The Three Rosettes on a Master Mason's Apron

R.W. Bro. Otto Klotz


 

The Rose, the Queen of Flowers, is the symbol of beauty, of youth, of love, of joy, and of silence. In the ancient mysteries, in mythology among the ancient Hebrews and other nations the rose was ever considered a very important symbol.

The ancient Greeks dedicated the Rose, as the symbol of beauty, to Aphrodite the goddess of love. The Flora of Spring carries a rose in her hand, and Homer assigns rosy fingers to Aurora. Among the Hebrews it was customary to decorate themselves with roses at joyous festivals, hence the passage in Wisdom of Solomon: "Let us crown ourselves with rose-buds before they withered." The same custom obtained among the Greeks and the Romans. Among the latter the Romans, this caution was particularly popular, during the winter whole cargoes of roses were shipped from Alexandria to Rome. At banquets the guests were seated upon cushions filled with rose leaves. Among the Sybarites it was the custom to sleep upon rose leaves. In Egypt and Greece the candidates for initiation into the mysteries especially wore roses; and roses were the constant ornaments of the temples during the ceremony of dedication and opening the feasts of the mysteries. The object of decorating the candidates for initiation with roses being to intimate to them, that that which had been communicated to them as secrets (sub-rosa) they were bound to preserve with inviolable silence, hence the rose, especially among the Freemasons, is considered as the symbol of silence which the candidate not only promised to observe but a silence which he faithfully and inviolably observed.
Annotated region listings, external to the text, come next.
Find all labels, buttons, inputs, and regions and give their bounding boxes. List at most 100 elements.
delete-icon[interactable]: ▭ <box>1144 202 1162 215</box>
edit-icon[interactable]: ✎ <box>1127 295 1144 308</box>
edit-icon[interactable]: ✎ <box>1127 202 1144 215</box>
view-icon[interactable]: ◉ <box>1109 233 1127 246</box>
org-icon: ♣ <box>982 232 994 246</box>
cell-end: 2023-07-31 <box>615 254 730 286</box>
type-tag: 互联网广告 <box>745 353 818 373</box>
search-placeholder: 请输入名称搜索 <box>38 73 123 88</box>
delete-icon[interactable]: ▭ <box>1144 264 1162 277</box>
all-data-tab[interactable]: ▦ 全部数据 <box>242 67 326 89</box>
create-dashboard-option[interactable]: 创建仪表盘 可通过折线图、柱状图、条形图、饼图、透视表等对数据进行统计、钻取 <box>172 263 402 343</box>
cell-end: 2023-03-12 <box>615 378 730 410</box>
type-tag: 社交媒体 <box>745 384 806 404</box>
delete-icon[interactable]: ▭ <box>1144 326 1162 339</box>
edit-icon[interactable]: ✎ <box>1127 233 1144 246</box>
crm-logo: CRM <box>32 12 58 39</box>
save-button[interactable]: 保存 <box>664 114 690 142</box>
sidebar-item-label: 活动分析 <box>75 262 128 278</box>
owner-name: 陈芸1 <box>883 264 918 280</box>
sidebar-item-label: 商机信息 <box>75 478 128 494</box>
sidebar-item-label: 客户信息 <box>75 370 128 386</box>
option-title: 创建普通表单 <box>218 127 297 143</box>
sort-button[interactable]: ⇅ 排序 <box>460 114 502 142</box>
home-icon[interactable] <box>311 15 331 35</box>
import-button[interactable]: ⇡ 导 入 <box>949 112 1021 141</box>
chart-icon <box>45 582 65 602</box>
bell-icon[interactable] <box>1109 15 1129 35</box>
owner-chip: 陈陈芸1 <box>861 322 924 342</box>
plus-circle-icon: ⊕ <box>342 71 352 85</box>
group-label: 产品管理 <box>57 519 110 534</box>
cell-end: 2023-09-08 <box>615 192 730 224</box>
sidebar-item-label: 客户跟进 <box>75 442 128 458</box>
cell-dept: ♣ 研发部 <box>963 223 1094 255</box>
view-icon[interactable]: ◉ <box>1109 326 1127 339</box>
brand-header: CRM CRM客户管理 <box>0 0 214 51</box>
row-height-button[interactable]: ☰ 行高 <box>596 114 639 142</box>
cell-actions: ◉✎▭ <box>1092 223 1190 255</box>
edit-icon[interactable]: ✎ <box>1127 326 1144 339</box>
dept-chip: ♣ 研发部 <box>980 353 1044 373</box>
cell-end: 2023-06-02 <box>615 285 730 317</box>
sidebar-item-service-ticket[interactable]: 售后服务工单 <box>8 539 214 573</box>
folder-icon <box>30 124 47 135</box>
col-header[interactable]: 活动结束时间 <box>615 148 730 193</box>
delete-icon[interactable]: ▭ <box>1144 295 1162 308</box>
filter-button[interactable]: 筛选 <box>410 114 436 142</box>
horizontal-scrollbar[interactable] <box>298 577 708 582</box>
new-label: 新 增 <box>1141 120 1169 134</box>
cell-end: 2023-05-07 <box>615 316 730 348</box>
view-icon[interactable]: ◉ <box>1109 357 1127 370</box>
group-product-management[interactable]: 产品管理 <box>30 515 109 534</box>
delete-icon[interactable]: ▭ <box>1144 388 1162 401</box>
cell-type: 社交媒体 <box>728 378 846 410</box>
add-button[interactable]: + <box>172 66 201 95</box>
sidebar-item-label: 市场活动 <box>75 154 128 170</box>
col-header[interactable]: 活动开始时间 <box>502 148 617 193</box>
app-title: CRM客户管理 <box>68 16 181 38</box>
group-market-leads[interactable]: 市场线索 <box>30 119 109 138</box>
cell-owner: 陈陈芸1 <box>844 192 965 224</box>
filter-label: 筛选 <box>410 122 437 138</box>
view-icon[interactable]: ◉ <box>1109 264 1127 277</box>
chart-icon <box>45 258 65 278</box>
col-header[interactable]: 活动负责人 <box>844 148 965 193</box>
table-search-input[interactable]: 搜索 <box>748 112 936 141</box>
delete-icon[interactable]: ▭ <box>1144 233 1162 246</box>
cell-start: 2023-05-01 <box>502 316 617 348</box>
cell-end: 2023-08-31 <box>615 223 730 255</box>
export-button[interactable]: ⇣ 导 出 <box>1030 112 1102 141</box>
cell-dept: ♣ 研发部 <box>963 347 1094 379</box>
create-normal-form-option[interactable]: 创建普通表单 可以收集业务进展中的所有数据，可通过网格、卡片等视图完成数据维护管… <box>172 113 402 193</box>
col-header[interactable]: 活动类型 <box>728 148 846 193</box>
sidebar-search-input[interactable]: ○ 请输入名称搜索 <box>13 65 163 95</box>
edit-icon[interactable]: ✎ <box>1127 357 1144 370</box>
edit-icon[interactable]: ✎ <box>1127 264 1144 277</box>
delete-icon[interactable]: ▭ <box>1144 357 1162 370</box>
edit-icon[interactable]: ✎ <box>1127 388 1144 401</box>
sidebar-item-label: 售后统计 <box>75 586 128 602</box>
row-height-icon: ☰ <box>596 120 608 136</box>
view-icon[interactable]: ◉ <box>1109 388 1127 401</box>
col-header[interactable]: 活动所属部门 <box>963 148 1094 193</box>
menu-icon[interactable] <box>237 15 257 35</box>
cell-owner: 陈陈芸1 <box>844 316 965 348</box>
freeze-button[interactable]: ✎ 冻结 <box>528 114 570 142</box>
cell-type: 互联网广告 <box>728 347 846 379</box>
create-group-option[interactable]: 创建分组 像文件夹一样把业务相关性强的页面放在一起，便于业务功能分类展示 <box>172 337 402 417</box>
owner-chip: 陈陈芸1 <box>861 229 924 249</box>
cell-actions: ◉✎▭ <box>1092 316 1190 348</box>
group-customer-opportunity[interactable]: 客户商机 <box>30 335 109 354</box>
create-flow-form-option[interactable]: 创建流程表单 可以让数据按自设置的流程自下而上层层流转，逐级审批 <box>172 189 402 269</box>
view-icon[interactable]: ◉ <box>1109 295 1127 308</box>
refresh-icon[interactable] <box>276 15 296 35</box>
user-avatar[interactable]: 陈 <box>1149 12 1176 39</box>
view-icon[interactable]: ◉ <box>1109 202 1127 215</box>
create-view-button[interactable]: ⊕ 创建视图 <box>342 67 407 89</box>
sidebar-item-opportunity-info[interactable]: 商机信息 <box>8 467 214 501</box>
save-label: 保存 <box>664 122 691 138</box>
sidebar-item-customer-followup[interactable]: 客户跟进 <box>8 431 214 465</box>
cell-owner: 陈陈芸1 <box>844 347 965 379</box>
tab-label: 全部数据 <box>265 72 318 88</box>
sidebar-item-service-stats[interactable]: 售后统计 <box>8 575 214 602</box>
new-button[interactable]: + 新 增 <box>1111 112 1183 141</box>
A similar custom as that practiced in the ancient Egyptian and Greek mysteries, obtained among the ancient Germans at their banquets, a wreath of flowers with a rose in its centre was suspended from the ceiling over the banquet table, as a symbol that everything that was spoken during those social gatherings should be kept as a secret among the partakers of those banquets.

This custom we find even at more recent periods, in several other countries the guests that were entertained at particular banquets wore a rose as a part of their head dress, while on the ceiling and upon the tables roses were either painted or produced in a natural state, for a like purpose, i.e. as the symbol of silence.

It is thus that the rose, the queen of flowers, became the favorite flower of the Freemasons, the disciples of the Royal Art, and the greatest of their festivals that of St. John the Baptist, is richly decorated with roses, thus reminding every Freemason of the three-fold meaning of that emblem of Love, of Joy, and of Silence.

The three Rosettes on a Master Mason's Apron indicate that every Master Mason has thrice been obliged to Fidelity, to Secrecy, and to Silence: Fidelity to the Craft, Secrecy as regards our sacred Secrets, and Silence as to the proceedings of the Lodge, which should never be disclosed to the profane.